Bell wants to keep trash as close as possible to where it is generated so “another Rogers Road someplace else,” isn’t created.
County commissioners agreed that Durham isn’t the best option, but recalled that they were left with little choice after searching for a new landfill site and being met with full-throated opposition with each proposal.
Commissioner Pam Hemminger said Durham was “not a good choice, but the only one left for us.”
Local governments have struggled with this politically tenuous decision for years now. There are few, if any voters, who want a landfill near his or her home. That means elected leaders have punted time and time again. Now they are “out of time,” as Commissioner Earl McKee said.
“This is a great example of why we work best at 11:30 at night when we have to have a decision by 12:01,” Chapel Hill Town Councilman Jim Ward said. “We are paying the price of inaction, and so be it, let’s learn from it.”

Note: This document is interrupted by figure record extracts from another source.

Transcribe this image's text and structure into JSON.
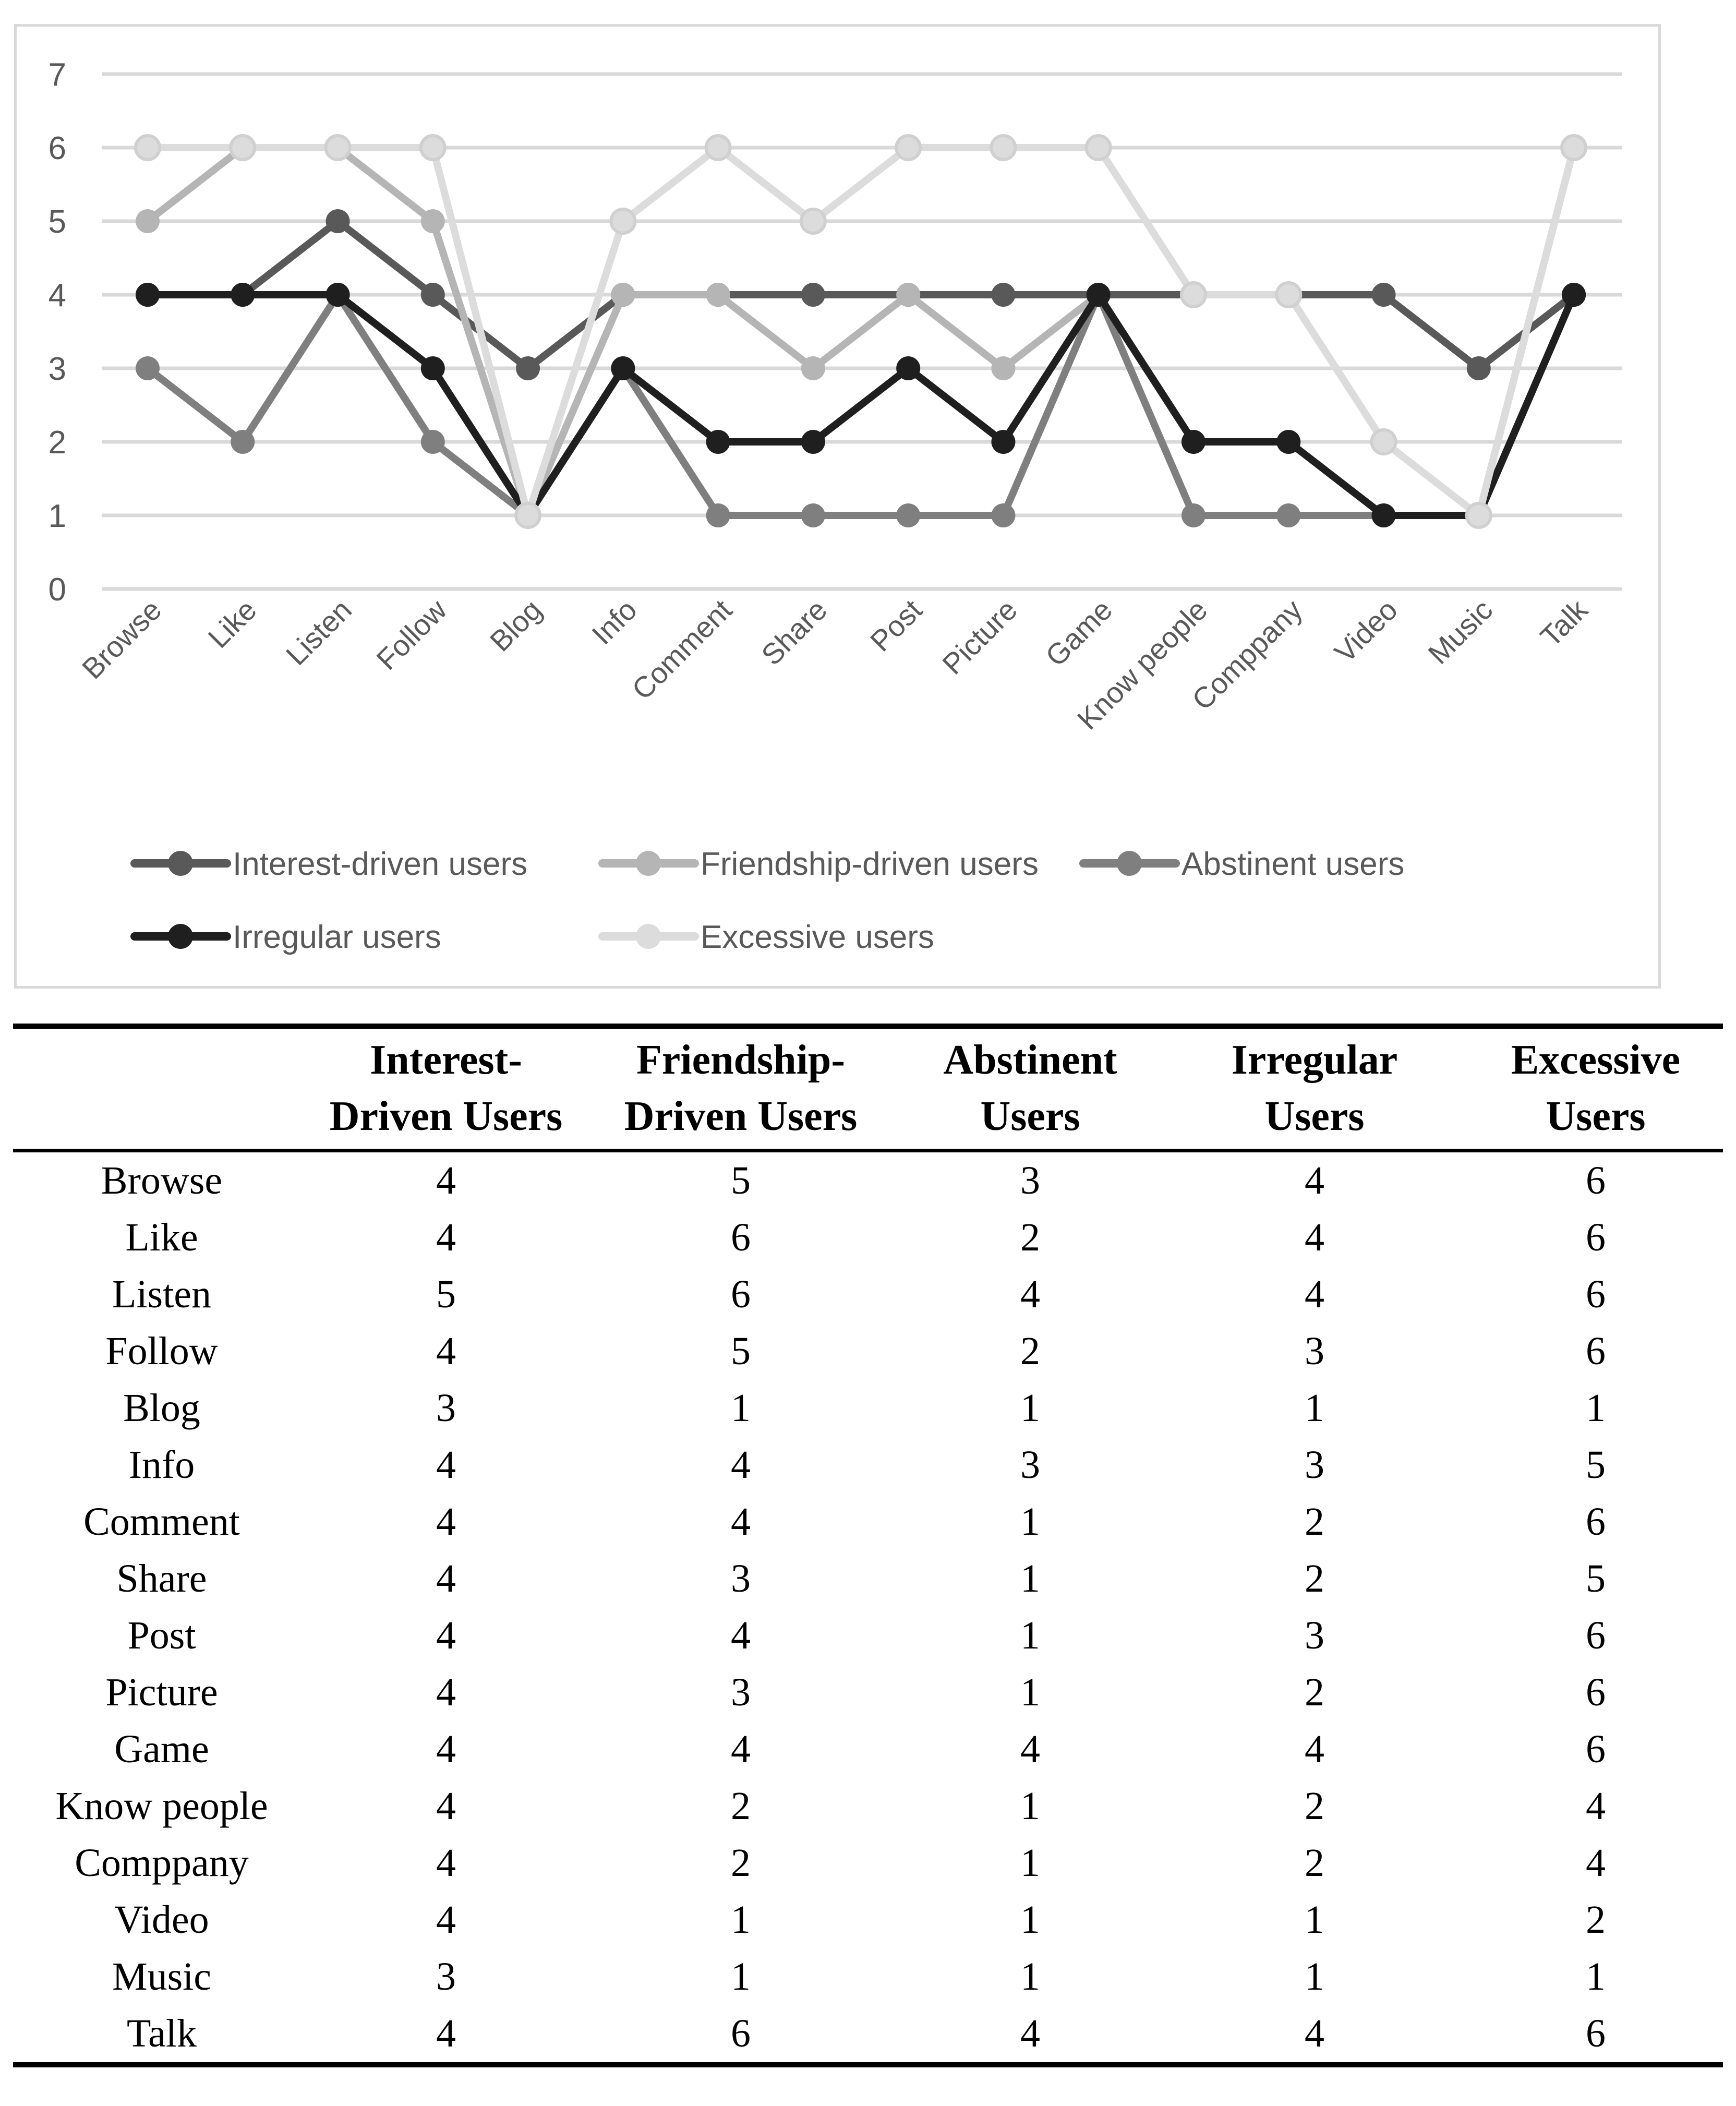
{
  "figure": {
    "background": "#ffffff",
    "border_color": "#d9d9d9",
    "grid_color": "#d9d9d9",
    "axis_text_color": "#595959"
  },
  "chart_data": {
    "type": "line",
    "title": "",
    "xlabel": "",
    "ylabel": "",
    "categories": [
      "Browse",
      "Like",
      "Listen",
      "Follow",
      "Blog",
      "Info",
      "Comment",
      "Share",
      "Post",
      "Picture",
      "Game",
      "Know people",
      "Comppany",
      "Video",
      "Music",
      "Talk"
    ],
    "series": [
      {
        "name": "Interest-driven users",
        "color": "#595959",
        "values": [
          4,
          4,
          5,
          4,
          3,
          4,
          4,
          4,
          4,
          4,
          4,
          4,
          4,
          4,
          3,
          4
        ]
      },
      {
        "name": "Friendship-driven users",
        "color": "#b5b5b5",
        "values": [
          5,
          6,
          6,
          5,
          1,
          4,
          4,
          3,
          4,
          3,
          4,
          2,
          2,
          1,
          1,
          6
        ]
      },
      {
        "name": "Abstinent users",
        "color": "#7f7f7f",
        "values": [
          3,
          2,
          4,
          2,
          1,
          3,
          1,
          1,
          1,
          1,
          4,
          1,
          1,
          1,
          1,
          4
        ]
      },
      {
        "name": "Irregular users",
        "color": "#1f1f1f",
        "values": [
          4,
          4,
          4,
          3,
          1,
          3,
          2,
          2,
          3,
          2,
          4,
          2,
          2,
          1,
          1,
          4
        ]
      },
      {
        "name": "Excessive users",
        "color": "#dcdcdc",
        "values": [
          6,
          6,
          6,
          6,
          1,
          5,
          6,
          5,
          6,
          6,
          6,
          4,
          4,
          2,
          1,
          6
        ]
      }
    ],
    "ylim": [
      0,
      7
    ],
    "y_ticks": [
      0,
      1,
      2,
      3,
      4,
      5,
      6,
      7
    ],
    "grid": true,
    "legend_position": "bottom-inside",
    "legend_rows": [
      [
        "Interest-driven users",
        "Friendship-driven users",
        "Abstinent users"
      ],
      [
        "Irregular users",
        "Excessive users"
      ]
    ]
  },
  "table": {
    "header_columns": [
      {
        "line1": "Interest-",
        "line2": "Driven Users"
      },
      {
        "line1": "Friendship-",
        "line2": "Driven Users"
      },
      {
        "line1": "Abstinent",
        "line2": "Users"
      },
      {
        "line1": "Irregular",
        "line2": "Users"
      },
      {
        "line1": "Excessive",
        "line2": "Users"
      }
    ],
    "rows": [
      {
        "label": "Browse",
        "values": [
          4,
          5,
          3,
          4,
          6
        ]
      },
      {
        "label": "Like",
        "values": [
          4,
          6,
          2,
          4,
          6
        ]
      },
      {
        "label": "Listen",
        "values": [
          5,
          6,
          4,
          4,
          6
        ]
      },
      {
        "label": "Follow",
        "values": [
          4,
          5,
          2,
          3,
          6
        ]
      },
      {
        "label": "Blog",
        "values": [
          3,
          1,
          1,
          1,
          1
        ]
      },
      {
        "label": "Info",
        "values": [
          4,
          4,
          3,
          3,
          5
        ]
      },
      {
        "label": "Comment",
        "values": [
          4,
          4,
          1,
          2,
          6
        ]
      },
      {
        "label": "Share",
        "values": [
          4,
          3,
          1,
          2,
          5
        ]
      },
      {
        "label": "Post",
        "values": [
          4,
          4,
          1,
          3,
          6
        ]
      },
      {
        "label": "Picture",
        "values": [
          4,
          3,
          1,
          2,
          6
        ]
      },
      {
        "label": "Game",
        "values": [
          4,
          4,
          4,
          4,
          6
        ]
      },
      {
        "label": "Know people",
        "values": [
          4,
          2,
          1,
          2,
          4
        ]
      },
      {
        "label": "Comppany",
        "values": [
          4,
          2,
          1,
          2,
          4
        ]
      },
      {
        "label": "Video",
        "values": [
          4,
          1,
          1,
          1,
          2
        ]
      },
      {
        "label": "Music",
        "values": [
          3,
          1,
          1,
          1,
          1
        ]
      },
      {
        "label": "Talk",
        "values": [
          4,
          6,
          4,
          4,
          6
        ]
      }
    ]
  }
}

Though many expressed frustration at being put under the deadline, Commissioner Valerie Foushee called that counterproductive.
“I don’t think there’s an elected official who lives in the Rogers Road-Eubanks community,” she said. “We can’t imagine how frustrated they are.”
Added Chapel Hill Town Councilman Matt Czajkowski, “I, for one, do not see how all of us who claim we are intent on social justice can let this matter continue. It needs to close. We need to make a decision. Amen.”